Visitors are allocated tasks including preparing vegetables and cleaning their rooms. A bell is rung for meetings in the chapel where the day is formally begun and ended.
The library holds titles on radical religion, Rumi and chicken soup, works by Chatwin, Maupin, Spong, Dawkins and Dave Andrews, and a copy of Iris Murdoch’s ‘The nice and the good’, which makes much of a disparate people living together in disharmony.
So what is there of Murdoch’s ‘good’ at Othona? Certainly a quiet and unpretentious warmth and acceptance for all kinds of diversity. A lot of laughter. A searching in many directions, from Enneagrams to mindfulness via TS Elliot and country walks. A warm and restful simplicity, away from the usual pressures including all the buzzing media that seem so essential but that waste so much time.

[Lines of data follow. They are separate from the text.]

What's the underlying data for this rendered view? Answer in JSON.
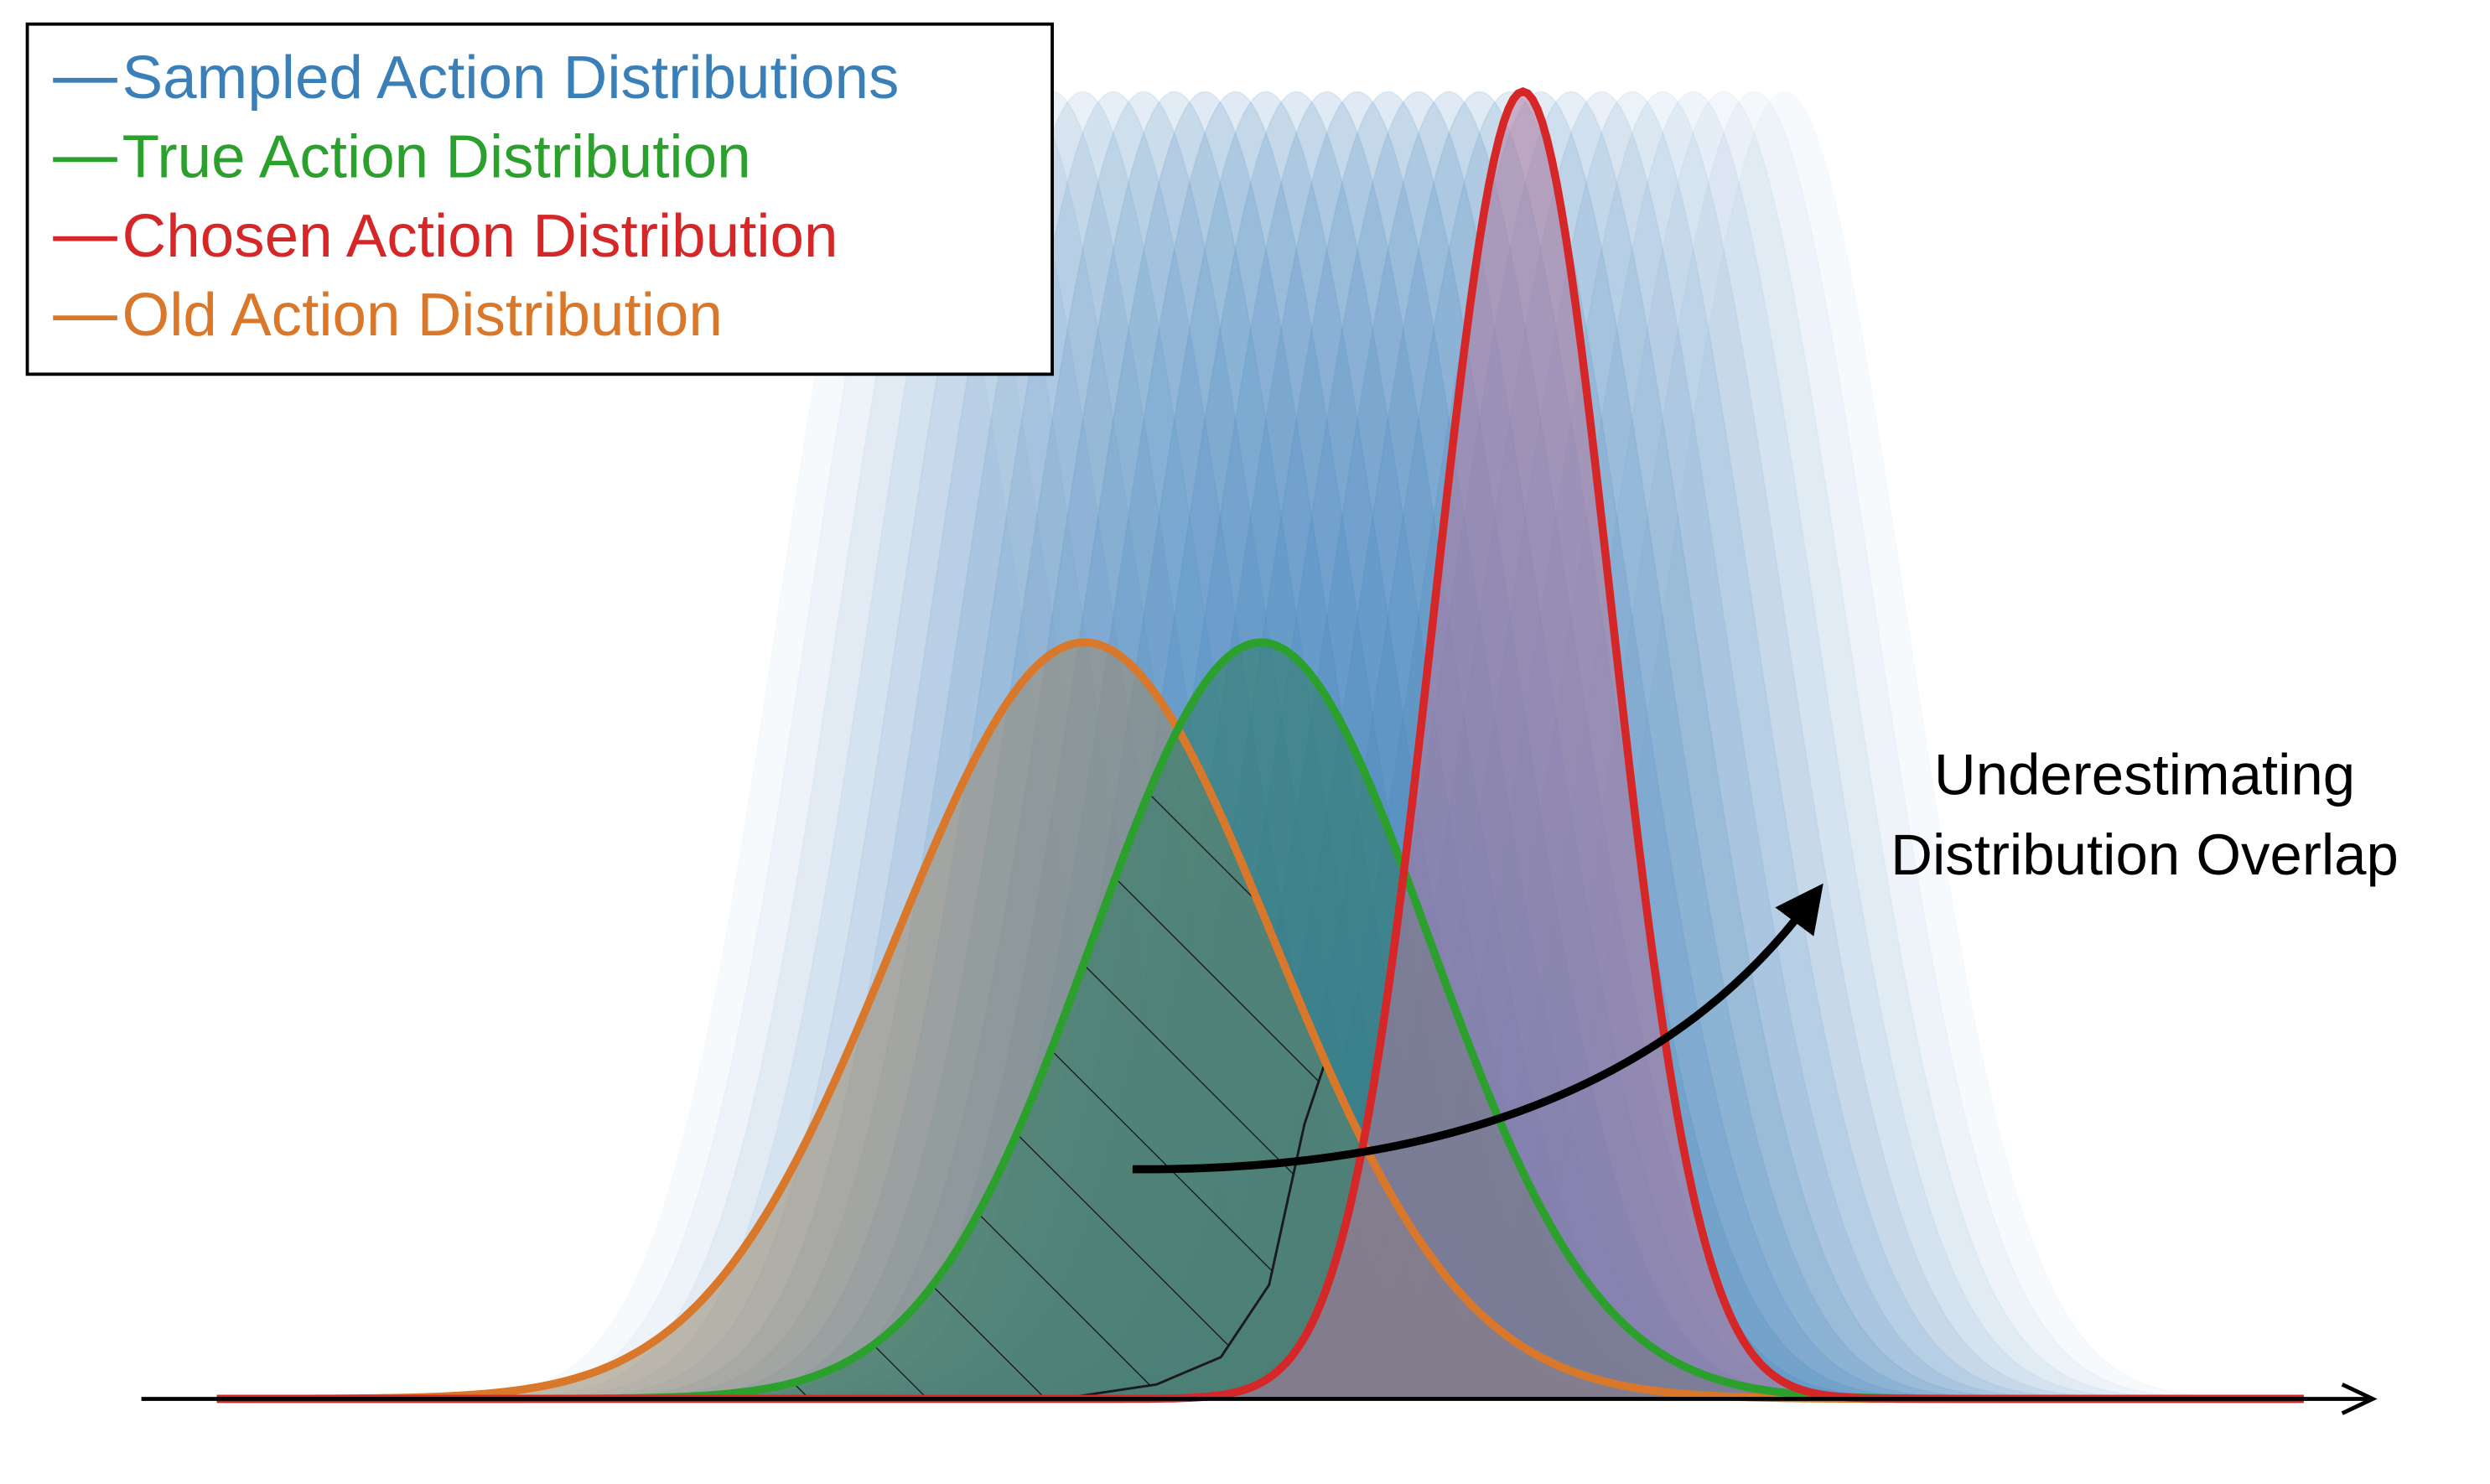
{
  "legend": {
    "items": [
      {
        "label": "Sampled Action Distributions",
        "color": "#3a7fb8"
      },
      {
        "label": "True Action Distribution",
        "color": "#2ca02c"
      },
      {
        "label": "Chosen Action Distribution",
        "color": "#d62728"
      },
      {
        "label": "Old Action Distribution",
        "color": "#d9782a"
      }
    ]
  },
  "annotation": {
    "lines": [
      "Underestimating",
      "Distribution Overlap"
    ]
  }
}
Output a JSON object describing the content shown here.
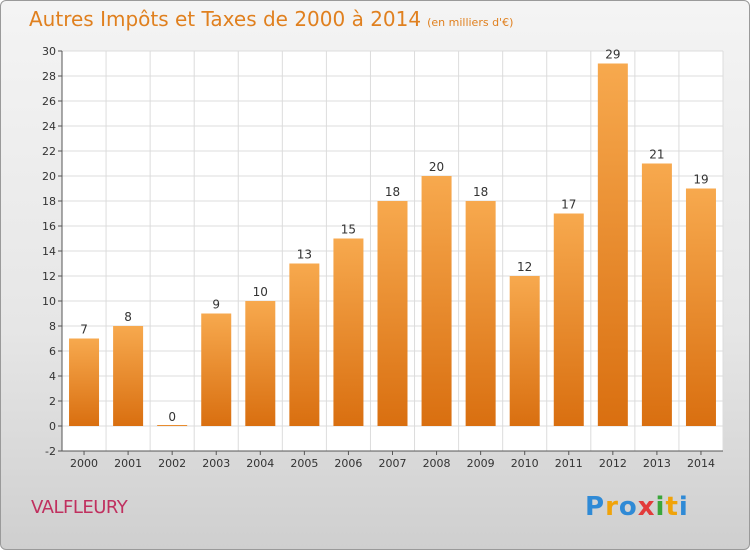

I dreamt of St Paul and went on a circular walk to the lovely warm sandstone church at Burton Bradstock where I was coaxed into the middle of Sunday service by the hymn ‘Lord of the dance’. The sermon, delivered in a gentle Dorset burr by a long-term incumbent on first name terms with all but one of his tiny congregation, quoted the uncompromising apostle and his injunctions to read scripture.
Back along the coast for roast lunch and and fossils and a river walk in Lyme Regis. In the evening a ‘One World Worship’ led by a Christian Aid trustee with a gift for primary school stye discussions on Ghandi, Aids and assorted religious texts.
I left Othona after a quiet morning reading with another trip to the sea where I found pebbles embedded with tiny fossils.
Outside Winterbourne Abbas I picked wild garlic in a wood where a straggle-haired local directed me to a well-tended 4,000 year old stone circle that is he said connected with mysterious religious ritual: ‘they’re on a ley line and are supposed to be growing, but I’ve not seen it yet!’
I resisted the temptations of Athelhampton and Kingston Lacy on the way home, but was most tempted by a garden opening at Charborough Park, home since Elizabethan times of the impressively named Plunkett-Ernle-Erle-Draxes. The estate boasts what is claimed to be one of the longest brick walls in England.